President Trump and the Price of Timber

Once the election results were in, the emails started pinging at 3 a.m. with questions that can be summarized as, “How will a Trump presidency affect timber prices and the US forest products industry?” While the commentary in these messages include some gnashing of teeth and rolling of eyes, the real world implications for our wooded slice of the economy and timber price models are specific and depend on explicit changes in known variables. Let’s review what we know and what we need to watch moving forward.

  • Forest supplies: trees grow, regardless election outcomes. The physical facts on the ground affirm that, for North America, the United States, and the South in particular, continues to support a vibrant, sustainable wood basket…
  • Capital investment: the iron goes to the resource. Capital investment in wood using mills flow to healthy timber baskets, and timberland investors do likewise. Elections do not affect this equation in wood demand projections; rather, demand for housing and wood products matter more…
  • Economic growth and housing markets: this is the first place where worry lines form. We have a proxy in our assessment of the Brexit vote regarding overwrought hand wringing. Brexit concerns were overblown, as short-term market losses in the EU have largely recovered. Will the election or a Trump Administration somehow lead to uncertainty, slower economic growth, and fewer housing starts? For now, this is simply an unsubstantiated story with speculative implications.
  • Trade and legislation: this has the most direct potential impact on wood markets and timber prices in the near term, depending on trade policy with China and negotiations with Canada over the Softwood Lumber Agreement. China, an election-season whipping boy (along with the Trans-Pacific Partnership (TPP)), is the number one market for US log exports and a top three market for softwood lumber exports. China is Canada’s number two softwood lumber export market, behind the US. The context is this: trade with China (via Canada or the US) and Canada are key, measurable levers to US wood demand and softwood lumber production, and thus future timber prices. If flows to China fall from the US or Canada, it leads to more supplies and less production in the United States, and the potential for lower timber prices.

 

Stronger timber prices in our models depend on growing demand, through increased housing starts and a growing population, and robust trade with a range of countries across a variety of products, from logs to pellets to panels. To the extent that these variables align with US economic policy, we have no expectation for negative implications for US timberland markets.

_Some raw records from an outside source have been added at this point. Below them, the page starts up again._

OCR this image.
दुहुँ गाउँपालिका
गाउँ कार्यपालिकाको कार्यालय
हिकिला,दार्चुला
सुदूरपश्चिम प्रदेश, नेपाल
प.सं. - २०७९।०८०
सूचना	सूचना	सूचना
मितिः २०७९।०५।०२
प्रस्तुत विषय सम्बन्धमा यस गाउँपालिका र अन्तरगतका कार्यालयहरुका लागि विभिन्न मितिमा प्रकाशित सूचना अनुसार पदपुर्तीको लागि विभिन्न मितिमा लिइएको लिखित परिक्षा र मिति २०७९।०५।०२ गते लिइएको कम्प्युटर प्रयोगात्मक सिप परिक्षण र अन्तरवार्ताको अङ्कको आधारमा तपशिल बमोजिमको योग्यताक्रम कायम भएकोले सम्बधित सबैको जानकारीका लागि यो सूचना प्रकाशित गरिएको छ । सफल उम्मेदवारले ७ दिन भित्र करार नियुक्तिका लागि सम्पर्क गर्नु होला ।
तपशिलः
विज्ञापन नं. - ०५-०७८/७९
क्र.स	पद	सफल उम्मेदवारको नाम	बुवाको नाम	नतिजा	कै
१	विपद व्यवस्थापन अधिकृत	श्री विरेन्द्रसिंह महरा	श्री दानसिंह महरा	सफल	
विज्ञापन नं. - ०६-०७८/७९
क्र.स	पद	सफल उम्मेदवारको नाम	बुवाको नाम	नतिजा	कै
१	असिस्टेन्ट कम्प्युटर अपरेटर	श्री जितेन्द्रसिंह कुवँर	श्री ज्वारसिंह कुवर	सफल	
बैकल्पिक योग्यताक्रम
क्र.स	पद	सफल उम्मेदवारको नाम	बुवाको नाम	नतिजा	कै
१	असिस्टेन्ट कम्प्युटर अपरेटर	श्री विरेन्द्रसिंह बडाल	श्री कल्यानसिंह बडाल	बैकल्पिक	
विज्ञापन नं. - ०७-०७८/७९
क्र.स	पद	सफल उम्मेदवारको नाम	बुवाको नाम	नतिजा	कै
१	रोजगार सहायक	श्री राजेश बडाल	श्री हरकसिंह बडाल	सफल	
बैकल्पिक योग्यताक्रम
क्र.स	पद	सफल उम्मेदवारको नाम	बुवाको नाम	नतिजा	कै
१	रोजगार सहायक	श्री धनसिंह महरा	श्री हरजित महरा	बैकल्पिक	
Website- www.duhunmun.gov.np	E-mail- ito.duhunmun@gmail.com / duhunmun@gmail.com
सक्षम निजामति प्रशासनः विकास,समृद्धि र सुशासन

So let the wild rumpus start.

Comments (6)

  1. Nicholas Koch / Reply

    A timely and well laid out thought in stark contrast to the hyperbole that has dominated this election cycle. Thank you.

  2. Wayne Bell / Reply

    Good insight and simple for all us who do not know the complexities of the world market. One thing for sure is that we will get something different from the last eight years. I look forward to the changes and opportunities.

  3. Tony Woods / Reply

    What about the biomass markets, including domestic wood pellet production given the rhetoric about refuting climate change by the Trump Campaign?

  4. Kathleen S. Roche / Reply

    Timber investment and long-term productivity requires consistency and predictability. There is no reasonable expectation of consistency or predictability from Trump.